I'll leave it there in the interest of brevity, but if this is a question that interests you further, there's a great science writer here who covers similar issues: check him out at http://www.badscience.net/
Thanks for the great post,
Jim
First, Eric needs to change doctors. Second, has Eric ever had allergy tests done? If not, that is probably something he should do. It is expensive, but if he is miserable...
hey sherry,
that's really interesting to read. We have just watched Sicko from michael Moore and were really shocked :-(
Hope you and eric are doing fine!!
I miss NZ soo much...
Why doesn't Eric go to an allergy/immunology doctor? I've already been there and done this and the specialist really heard me out and listened to all of my meds and prescribed accordingly.

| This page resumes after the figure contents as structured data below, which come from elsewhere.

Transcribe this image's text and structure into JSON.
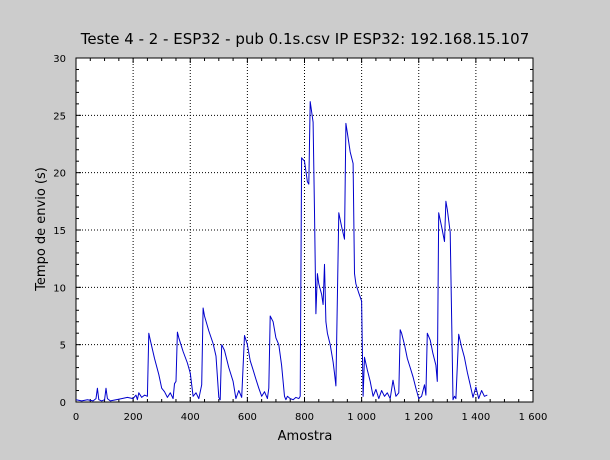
{
  "chart_data": {
    "type": "line",
    "title": "Teste 4 - 2 - ESP32 - pub 0.1s.csv IP ESP32: 192.168.15.107",
    "xlabel": "Amostra",
    "ylabel": "Tempo de envio (s)",
    "xlim": [
      0,
      1600
    ],
    "ylim": [
      0,
      30
    ],
    "x_ticks": [
      0,
      200,
      400,
      600,
      800,
      1000,
      1200,
      1400,
      1600
    ],
    "x_tick_labels": [
      "0",
      "200",
      "400",
      "600",
      "800",
      "1 000",
      "1 200",
      "1 400",
      "1 600"
    ],
    "y_ticks": [
      0,
      5,
      10,
      15,
      20,
      25,
      30
    ],
    "y_tick_labels": [
      "0",
      "5",
      "10",
      "15",
      "20",
      "25",
      "30"
    ],
    "grid": true,
    "line_color": "#0000cc",
    "series": [
      {
        "x": [
          0,
          20,
          40,
          60,
          70,
          75,
          80,
          90,
          100,
          105,
          110,
          120,
          140,
          160,
          180,
          200,
          210,
          215,
          220,
          230,
          240,
          250,
          255,
          260,
          275,
          290,
          300,
          310,
          320,
          330,
          340,
          345,
          350,
          355,
          360,
          375,
          390,
          400,
          410,
          420,
          430,
          440,
          445,
          450,
          465,
          480,
          490,
          500,
          505,
          510,
          520,
          535,
          550,
          560,
          570,
          580,
          590,
          600,
          610,
          620,
          630,
          640,
          650,
          660,
          670,
          675,
          680,
          690,
          700,
          710,
          720,
          730,
          735,
          740,
          750,
          760,
          770,
          780,
          785,
          790,
          800,
          810,
          815,
          820,
          830,
          835,
          840,
          845,
          850,
          860,
          865,
          870,
          875,
          880,
          890,
          900,
          905,
          910,
          920,
          930,
          940,
          945,
          950,
          960,
          970,
          975,
          980,
          990,
          1000,
          1005,
          1010,
          1020,
          1030,
          1040,
          1050,
          1060,
          1070,
          1080,
          1090,
          1100,
          1110,
          1120,
          1130,
          1135,
          1140,
          1150,
          1160,
          1170,
          1180,
          1190,
          1200,
          1210,
          1220,
          1225,
          1230,
          1240,
          1250,
          1260,
          1265,
          1270,
          1280,
          1290,
          1295,
          1300,
          1310,
          1320,
          1325,
          1330,
          1340,
          1350,
          1360,
          1370,
          1380,
          1390,
          1400,
          1410,
          1420,
          1430,
          1440
        ],
        "y": [
          0.2,
          0.1,
          0.2,
          0.1,
          0.3,
          1.2,
          0.2,
          0.1,
          0.2,
          1.2,
          0.3,
          0.1,
          0.2,
          0.3,
          0.4,
          0.3,
          0.6,
          0.2,
          0.8,
          0.4,
          0.6,
          0.5,
          6.0,
          5.4,
          3.8,
          2.4,
          1.2,
          0.9,
          0.4,
          0.8,
          0.3,
          1.6,
          1.8,
          6.1,
          5.6,
          4.4,
          3.4,
          2.5,
          0.5,
          0.8,
          0.3,
          1.5,
          8.2,
          7.5,
          6.2,
          5.1,
          4.0,
          0.4,
          0.2,
          5.0,
          4.5,
          3.0,
          1.8,
          0.3,
          1.0,
          0.4,
          5.8,
          5.0,
          3.6,
          2.8,
          2.0,
          1.2,
          0.5,
          0.9,
          0.3,
          1.2,
          7.5,
          7.0,
          5.6,
          5.0,
          3.2,
          0.5,
          0.2,
          0.5,
          0.3,
          0.2,
          0.4,
          0.3,
          0.5,
          21.3,
          21.0,
          19.2,
          19.0,
          26.2,
          24.4,
          16.6,
          7.7,
          11.2,
          10.3,
          9.4,
          8.5,
          12.0,
          7.0,
          6.0,
          5.0,
          3.5,
          2.5,
          1.4,
          16.5,
          15.3,
          14.2,
          24.3,
          23.5,
          21.8,
          20.8,
          11.2,
          10.3,
          9.5,
          8.8,
          0.5,
          3.9,
          2.8,
          1.8,
          0.5,
          1.1,
          0.3,
          1.0,
          0.5,
          0.8,
          0.3,
          1.9,
          0.5,
          0.8,
          6.3,
          6.0,
          5.0,
          3.8,
          3.0,
          2.2,
          1.2,
          0.3,
          0.5,
          1.5,
          0.6,
          6.0,
          5.4,
          4.2,
          3.2,
          1.8,
          16.5,
          15.3,
          14.0,
          17.5,
          16.8,
          14.8,
          0.2,
          0.5,
          0.3,
          5.9,
          4.8,
          3.9,
          2.6,
          1.5,
          0.4,
          1.3,
          0.3,
          1.0,
          0.5,
          0.6
        ]
      }
    ]
  }
}
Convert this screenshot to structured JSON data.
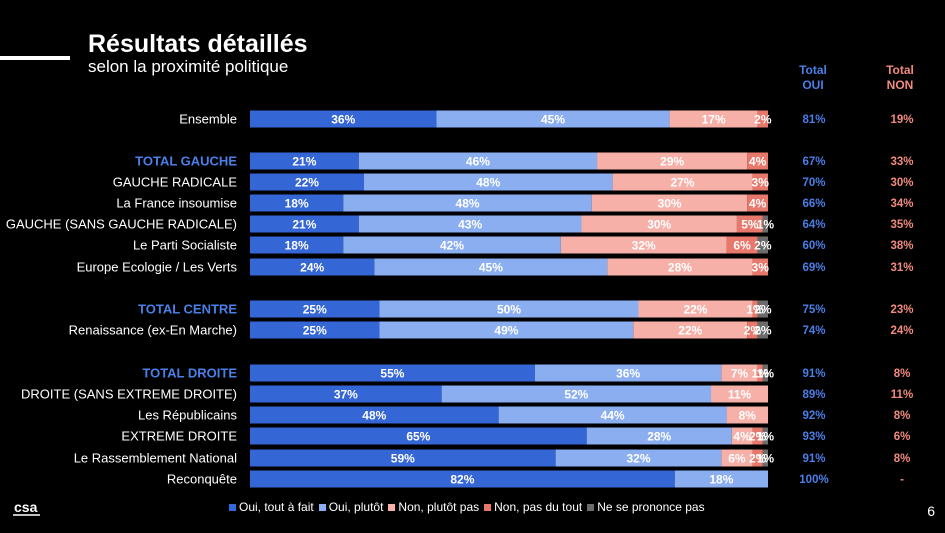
{
  "header": {
    "title": "Résultats détaillés",
    "subtitle": "selon la proximité politique",
    "total_oui": "Total OUI",
    "total_non": "Total NON"
  },
  "page_number": "6",
  "logo_text": "csa",
  "colors": {
    "oui_tout_a_fait": "#3566d6",
    "oui_plutot": "#8aaef0",
    "non_plutot_pas": "#f6b0a8",
    "non_pas_du_tout": "#e8786b",
    "ne_se_prononce_pas": "#6b6b6b",
    "total_oui_text": "#4a7fe8",
    "total_non_text": "#f28b7d",
    "group_label": "#4a7fe8"
  },
  "chart_data": {
    "type": "bar",
    "orientation": "horizontal",
    "stacked": true,
    "xlim": [
      0,
      100
    ],
    "legend_position": "bottom",
    "series": [
      {
        "name": "Oui, tout à fait"
      },
      {
        "name": "Oui, plutôt"
      },
      {
        "name": "Non, plutôt pas"
      },
      {
        "name": "Non, pas du tout"
      },
      {
        "name": "Ne se prononce pas"
      }
    ],
    "rows": [
      {
        "label": "Ensemble",
        "group": false,
        "values": [
          36,
          45,
          17,
          2,
          0
        ],
        "labels": [
          "36%",
          "45%",
          "17%",
          "2%",
          ""
        ],
        "total_oui": "81%",
        "total_non": "19%"
      },
      {
        "label": "TOTAL GAUCHE",
        "group": true,
        "values": [
          21,
          46,
          29,
          4,
          0
        ],
        "labels": [
          "21%",
          "46%",
          "29%",
          "4%",
          ""
        ],
        "total_oui": "67%",
        "total_non": "33%"
      },
      {
        "label": "GAUCHE RADICALE",
        "group": false,
        "values": [
          22,
          48,
          27,
          3,
          0
        ],
        "labels": [
          "22%",
          "48%",
          "27%",
          "3%",
          ""
        ],
        "total_oui": "70%",
        "total_non": "30%"
      },
      {
        "label": "La France insoumise",
        "group": false,
        "values": [
          18,
          48,
          30,
          4,
          0
        ],
        "labels": [
          "18%",
          "48%",
          "30%",
          "4%",
          ""
        ],
        "total_oui": "66%",
        "total_non": "34%"
      },
      {
        "label": "GAUCHE (SANS GAUCHE RADICALE)",
        "group": false,
        "values": [
          21,
          43,
          30,
          5,
          1
        ],
        "labels": [
          "21%",
          "43%",
          "30%",
          "5%",
          "1%"
        ],
        "total_oui": "64%",
        "total_non": "35%"
      },
      {
        "label": "Le Parti Socialiste",
        "group": false,
        "values": [
          18,
          42,
          32,
          6,
          2
        ],
        "labels": [
          "18%",
          "42%",
          "32%",
          "6%",
          "2%"
        ],
        "total_oui": "60%",
        "total_non": "38%"
      },
      {
        "label": "Europe Ecologie / Les Verts",
        "group": false,
        "values": [
          24,
          45,
          28,
          3,
          0
        ],
        "labels": [
          "24%",
          "45%",
          "28%",
          "3%",
          ""
        ],
        "total_oui": "69%",
        "total_non": "31%"
      },
      {
        "label": "TOTAL CENTRE",
        "group": true,
        "values": [
          25,
          50,
          22,
          1,
          2
        ],
        "labels": [
          "25%",
          "50%",
          "22%",
          "1%",
          "2%"
        ],
        "total_oui": "75%",
        "total_non": "23%"
      },
      {
        "label": "Renaissance (ex-En Marche)",
        "group": false,
        "values": [
          25,
          49,
          22,
          2,
          2
        ],
        "labels": [
          "25%",
          "49%",
          "22%",
          "2%",
          "2%"
        ],
        "total_oui": "74%",
        "total_non": "24%"
      },
      {
        "label": "TOTAL DROITE",
        "group": true,
        "values": [
          55,
          36,
          7,
          1,
          1
        ],
        "labels": [
          "55%",
          "36%",
          "7%",
          "1%",
          "1%"
        ],
        "total_oui": "91%",
        "total_non": "8%"
      },
      {
        "label": "DROITE (SANS EXTREME DROITE)",
        "group": false,
        "values": [
          37,
          52,
          11,
          0,
          0
        ],
        "labels": [
          "37%",
          "52%",
          "11%",
          "",
          ""
        ],
        "total_oui": "89%",
        "total_non": "11%"
      },
      {
        "label": "Les Républicains",
        "group": false,
        "values": [
          48,
          44,
          8,
          0,
          0
        ],
        "labels": [
          "48%",
          "44%",
          "8%",
          "",
          ""
        ],
        "total_oui": "92%",
        "total_non": "8%"
      },
      {
        "label": "EXTREME DROITE",
        "group": false,
        "values": [
          65,
          28,
          4,
          2,
          1
        ],
        "labels": [
          "65%",
          "28%",
          "4%",
          "2%",
          "1%"
        ],
        "total_oui": "93%",
        "total_non": "6%"
      },
      {
        "label": "Le Rassemblement National",
        "group": false,
        "values": [
          59,
          32,
          6,
          2,
          1
        ],
        "labels": [
          "59%",
          "32%",
          "6%",
          "2%",
          "1%"
        ],
        "total_oui": "91%",
        "total_non": "8%"
      },
      {
        "label": "Reconquête",
        "group": false,
        "values": [
          82,
          18,
          0,
          0,
          0
        ],
        "labels": [
          "82%",
          "18%",
          "",
          "",
          ""
        ],
        "total_oui": "100%",
        "total_non": "-"
      }
    ]
  }
}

Do you think that if more people were told it will be X amount of exorbitant dollars for Y treatment (drugs, specific dr. visit, etc.) that people would "spend" more wisely? Try to find something that costs less or try other things that cost less first?
I think the whole cost factor applies to this post and is something I'm dealing with as I am trying to get my birthing center birth covered at an in network rate. They only cover hospitals in my network. It costs the insurance company MUCH less than a hospital birth, but they don't want to give me an in network exception.
Jon's mom has also mentioned that if given the option to control something with diet or medication, take the diet route and leave the medication as a last resort.
I think society has become to reliant on the fast/easy fix as opposed to taking charge of improving their health and trying to avoid medication. (yes, I recognize that many times medication IS the answer and there is not an alternative).
Perfectly described. Couldn't agree more!! so glad Eric found a pharmacist he could talk to, and dared to voice his objection.